GRU-DF: An RNN Model with Dynamic Imputation for Missing Values in Multivariate Time Series
Working in collaboration with Harvard Medical School, we established that the overarching purpose of this thesis is to develop a predictive model to help doctors determine how quickly patients with multiple sclerosis will deteriorate over time. Our data consists of a multivariate time series provided by Harvard Medical School. Our prediction target is a patient's score on the Expanded Disability Status Scale (EDSS), a measure of disability caused by multiple sclerosis. Given the sequential nature of our data, EDSS score acts both as a target and feature (in the form of lagged observations). As is often the case with clinical datasets, however, many variables in this dataset are missing a significant amount of values; unfortunately, our target value, EDSS, is chief among them.
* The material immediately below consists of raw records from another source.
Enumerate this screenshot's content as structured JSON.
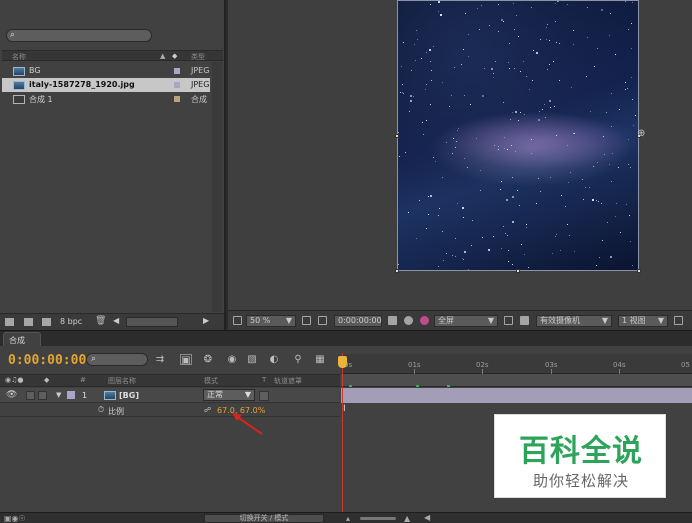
{
  "project": {
    "search_placeholder": "",
    "columns": {
      "name": "名称",
      "type": "类型"
    },
    "items": [
      {
        "name": "BG",
        "type": "JPEG",
        "label_color": "#a9a6c8",
        "selected": false
      },
      {
        "name": "italy-1587278_1920.jpg",
        "type": "JPEG",
        "label_color": "#a9a6c8",
        "selected": true
      },
      {
        "name": "合成 1",
        "type": "合成",
        "label_color": "#bba27a",
        "selected": false
      }
    ],
    "bpc": "8 bpc"
  },
  "viewer": {
    "zoom": "50 %",
    "timecode": "0:00:00:00",
    "resolution": "全屏",
    "camera": "有效摄像机",
    "views": "1 视图"
  },
  "timeline": {
    "tab": "合成 1",
    "timecode": "0:00:00:00",
    "columns": {
      "source_name": "图层名称",
      "mode": "模式",
      "trkmat": "T",
      "parent": "轨道遮罩"
    },
    "layer": {
      "index": "1",
      "name": "[BG]",
      "mode": "正常"
    },
    "property": {
      "name": "比例",
      "value": "67.0, 67.0%"
    },
    "ruler_ticks": [
      "0s",
      "01s",
      "02s",
      "03s",
      "04s",
      "05"
    ],
    "toggle_label": "切换开关 / 模式",
    "accent": "#e5a533",
    "playhead_color": "#c53a2e"
  },
  "watermark": {
    "title": "百科全说",
    "subtitle": "助你轻松解决"
  }
}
In order to tackle this challenge, we developed a new variation on Gated Recurrent Units (GRU) that leverages the predictive power of the recurrent neural network model itself to impute for missing values. We call this model Dynamic Fill GRU, or GRU-DF for short. Furthermore, and of particular interest to the doctors at Harvard Medical School, we seek to determine how the length of patient observation time impacts our ability to accurately predict disease course at least 5 years into the future.
Berretta Magarinos, Matias Bartolome, "GRU-DF: An RNN Model with Dynamic Imputation for Missing Values in Multivariate Time Series" (2019). ETD Collection for Fordham University. AAI13884530.